Determined to change my attitude, I ran upstairs to take another peek out of the window which inspires my morning talks with God. Before I said a word, childhood memories regarding some of Jesus’ contemporaries filled me up. Before I could ask the point of all of this, the eleven-year-old I used to be came to mind. She was extremely impatient with the Pharisees who had no use for Jesus. This younger me was convinced that Jesus’ words and works had come from a loving God and she wondered why it was so difficult for the Pharisees to see this.

As I consider my current frustration, I acknowledge that times haven’t changed much. I’d revived my eleven-year-old frustration. I’d also lost the peace that resides not only beyond that window, but also deep within me. With that, I’m renewing my resolve to find that peace once again. I’ll pray for those who’d frustrated me so. I’ll also do what I can to bring peace to my little corner of this world.

Good and Patient God, help me to do just that!

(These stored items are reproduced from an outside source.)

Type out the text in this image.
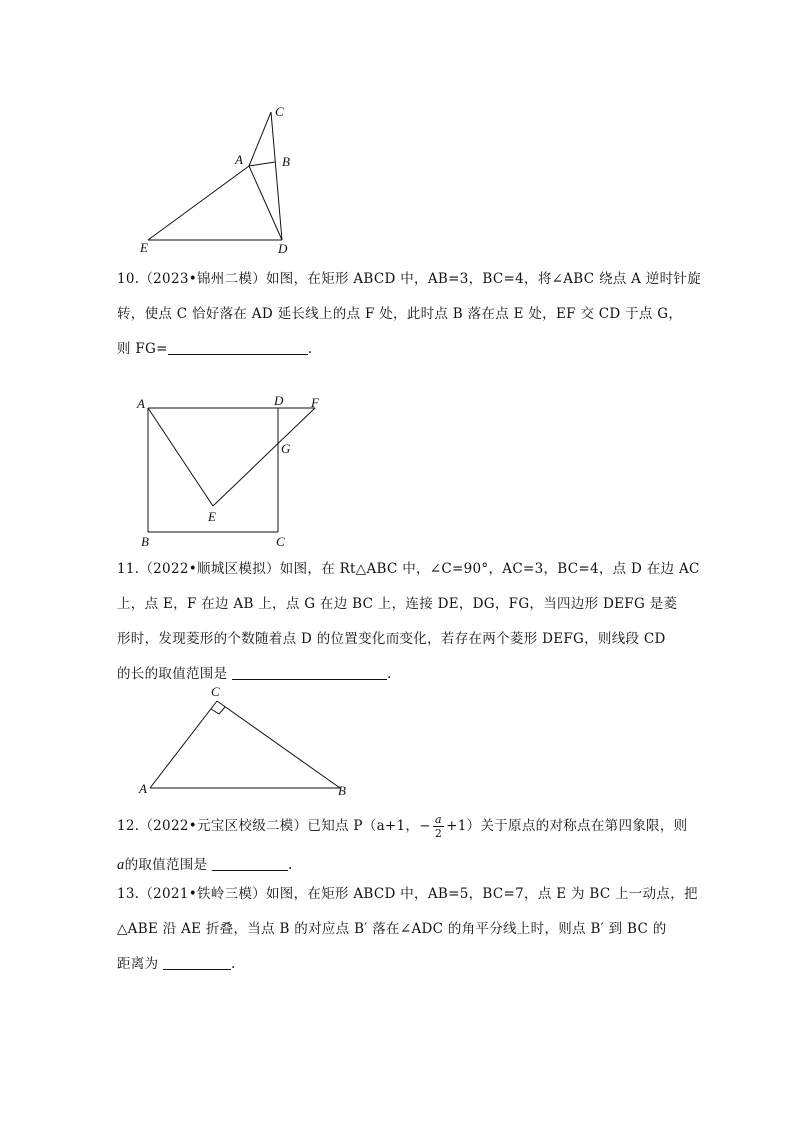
C
A	B
E	D

10.（2023•锦州二模）如图，在矩形 ABCD 中，AB=3，BC=4，将∠ABC 绕点 A 逆时针旋

转，使点 C 恰好落在 AD 延长线上的点 F 处，此时点 B 落在点 E 处，EF 交 CD 于点 G，

则 FG=	.

A	D F
G
E
B	C

11.（2022•顺城区模拟）如图，在 Rt△ABC 中，∠C=90°，AC=3，BC=4，点 D 在边 AC

上，点 E，F 在边 AB 上，点 G 在边 BC 上，连接 DE，DG，FG，当四边形 DEFG 是菱

形时，发现菱形的个数随着点 D 的位置变化而变化，若存在两个菱形 DEFG，则线段 CD

的长的取值范围是	.

C
A	B

12.（2022•元宝区校级二模）已知点 P（a+1，− $\frac{a}{2} +1$）关于原点的对称点在第四象限，则

a的取值范围是	.

13.（2021•铁岭三模）如图，在矩形 ABCD 中，AB=5，BC=7，点 E 为 BC 上一动点，把

△ABE 沿 AE 折叠，当点 B 的对应点 B′ 落在∠ADC 的角平分线上时，则点 B′ 到 BC 的

距离为	.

©2020 Mary Penich – All Rights Reserved

Just Talk…

God looked down from the holy height,
from heaven God beheld the earth and God listened…

From Psalm 102:20-21

During these stay-in-place days, I’ve discovered that the conversation with which I begin every day is more helpful than ever. I’ve shared before that not being governed by an alarm clock has allowed me to enjoy somewhat leisurely mornings. When we wake, my husband or I offer the other a good morning kiss. Afterward, he goes off to enjoy his first cup of coffee and I remain. I open the blinds and take in the view. Regardless of the weather, birds flit about, trees continue to green and the sky reigns over it all. That sky reminds that God is nearby. Though I have a favorite prayer from Psalm 91 which I offer every morning, I begin this encounter by simply talking.

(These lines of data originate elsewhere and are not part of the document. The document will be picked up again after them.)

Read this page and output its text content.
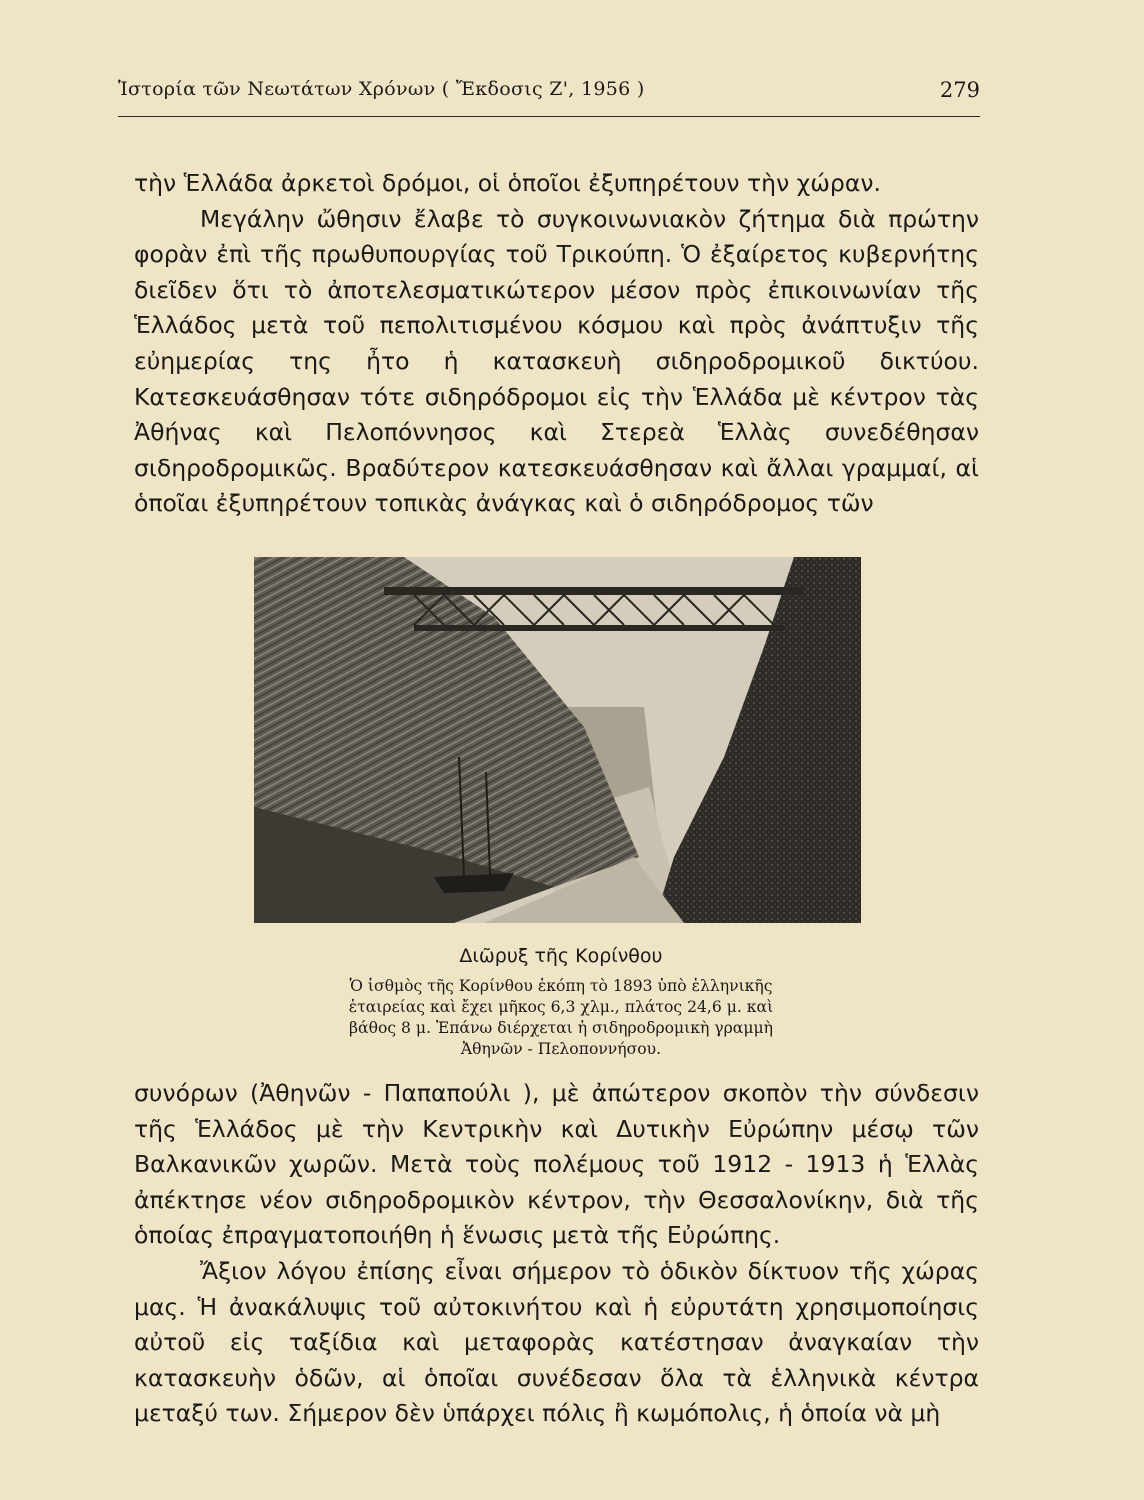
Ἱστορία τῶν Νεωτάτων Χρόνων ( Ἔκδοσις Ζ', 1956 )	279

τὴν Ἑλλάδα ἀρκετοὶ δρόμοι, οἱ ὁποῖοι ἐξυπηρέτουν τὴν χώραν.

Μεγάλην ὤθησιν ἔλαβε τὸ συγκοινωνιακὸν ζήτημα διὰ πρώτην φορὰν ἐπὶ τῆς πρωθυπουργίας τοῦ Τρικούπη. Ὁ ἐξαίρετος κυβερνήτης διεῖδεν ὅτι τὸ ἀποτελεσματικώτερον μέσον πρὸς ἐπικοινωνίαν τῆς Ἑλλάδος μετὰ τοῦ πεπολιτισμένου κόσμου καὶ πρὸς ἀνάπτυξιν τῆς εὐημερίας της ἦτο ἡ κατασκευὴ σιδηροδρομικοῦ δικτύου. Κατεσκευάσθησαν τότε σιδηρόδρομοι εἰς τὴν Ἑλλάδα μὲ κέντρον τὰς Ἀθήνας καὶ Πελοπόννησος καὶ Στερεὰ Ἑλλὰς συνεδέθησαν σιδηροδρομικῶς. Βραδύτερον κατεσκευάσθησαν καὶ ἄλλαι γραμμαί, αἱ ὁποῖαι ἐξυπηρέτουν τοπικὰς ἀνάγκας καὶ ὁ σιδηρόδρομος τῶν

Διῶρυξ τῆς Κορίνθου
Ὁ ἰσθμὸς τῆς Κορίνθου ἐκόπη τὸ 1893 ὑπὸ ἑλληνικῆς
ἑταιρείας καὶ ἔχει μῆκος 6,3 χλμ., πλάτος 24,6 μ. καὶ
βάθος 8 μ. Ἐπάνω διέρχεται ἡ σιδηροδρομικὴ γραμμὴ
Ἀθηνῶν - Πελοποννήσου.

συνόρων (Ἀθηνῶν - Παπαπούλι ), μὲ ἀπώτερον σκοπὸν τὴν σύνδεσιν τῆς Ἑλλάδος μὲ τὴν Κεντρικὴν καὶ Δυτικὴν Εὐρώπην μέσῳ τῶν Βαλκανικῶν χωρῶν. Μετὰ τοὺς πολέμους τοῦ 1912 - 1913 ἡ Ἑλλὰς ἀπέκτησε νέον σιδηροδρομικὸν κέντρον, τὴν Θεσσαλονίκην, διὰ τῆς ὁποίας ἐπραγματοποιήθη ἡ ἕνωσις μετὰ τῆς Εὐρώπης.

Ἄξιον λόγου ἐπίσης εἶναι σήμερον τὸ ὁδικὸν δίκτυον τῆς χώρας μας. Ἡ ἀνακάλυψις τοῦ αὐτοκινήτου καὶ ἡ εὐρυτάτη χρησιμοποίησις αὐτοῦ εἰς ταξίδια καὶ μεταφορὰς κατέστησαν ἀναγκαίαν τὴν κατασκευὴν ὁδῶν, αἱ ὁποῖαι συνέδεσαν ὅλα τὰ ἑλληνικὰ κέντρα μεταξύ των. Σήμερον δὲν ὑπάρχει πόλις ἢ κωμόπολις, ἡ ὁποία νὰ μὴ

I haven’t yet watched the too often dismal news. I haven’t yet checked my most recent to-do list. I have only to turn to God. Even on rainy days, I acknowledge that the images beyond my window illustrate God’s finest work. It’s then that God urges me to look at the reflection in that window. “You are my finest work!” God seems to say. In an effort to acknowledge God’s kindness, I respond, “I know, we humans are all your finest work.”

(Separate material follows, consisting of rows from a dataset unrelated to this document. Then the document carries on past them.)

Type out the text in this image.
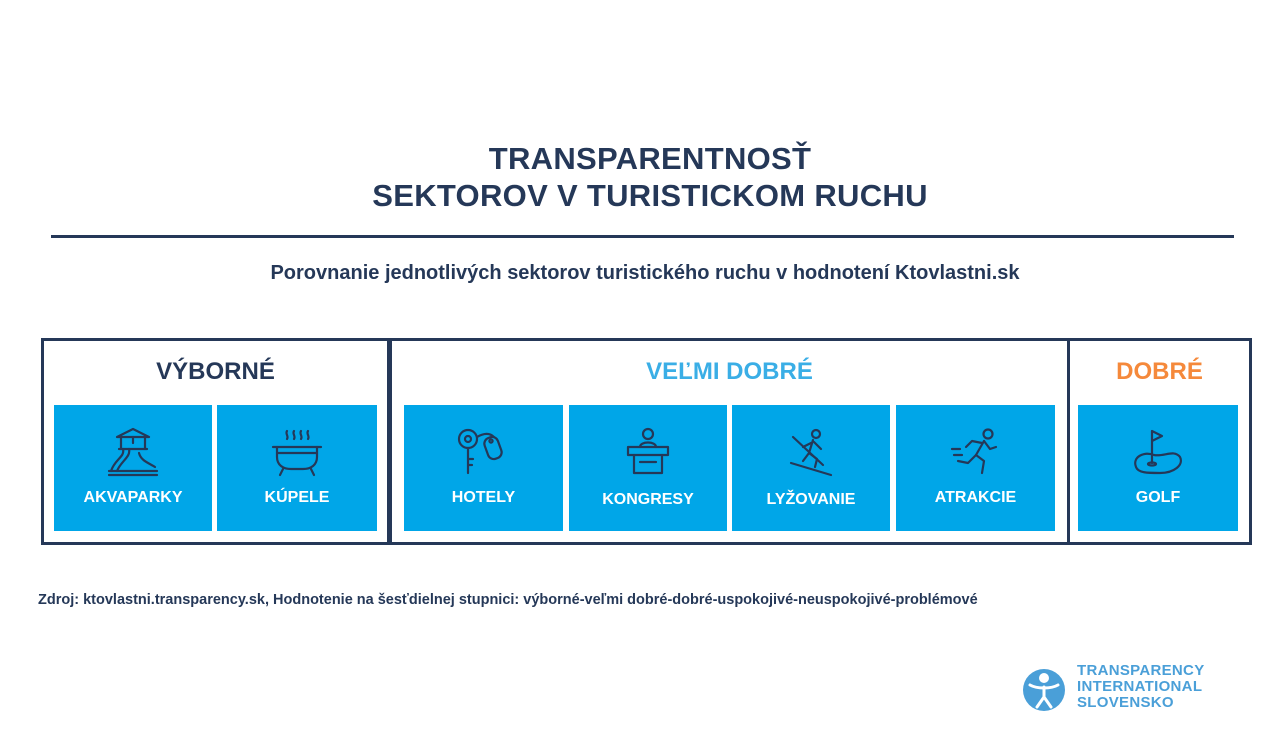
TRANSPARENTNOSŤ
SEKTOROV V TURISTICKOM RUCHU
Porovnanie jednotlivých sektorov turistického ruchu v hodnotení Ktovlastni.sk
VÝBORNÉ
AKVAPARKY	KÚPELE
VEĽMI DOBRÉ
HOTELY	KONGRESY	LYŽOVANIE	ATRAKCIE
DOBRÉ
GOLF
Zdroj: ktovlastni.transparency.sk, Hodnotenie na šesťdielnej stupnici: výborné-veľmi dobré-dobré-uspokojivé-neuspokojivé-problémové
TRANSPARENCY
INTERNATIONAL
SLOVENSKO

With that, I talk on… I share my heartbreak over the hungry and over those who don’t know where to turn to save their small businesses. I ask God to take care of essential workers in hospitals and at the grocery store. I marvel over the creative minds who work tirelessly to develop a vaccine and who find ways to deliver crops that might have been wasted to needy populations. As terrible as all of this seems, God and I enjoy the good that some of God’s “finest work” has managed to accomplish.

Finally, I join my husband to make breakfast with a far more positive attitude than I might have had. Though I’m never certain of what the day will bring, taking the time to begin that day with God changes everything for me. It will do the same for you, too.

Dear God, thank you for being with us always.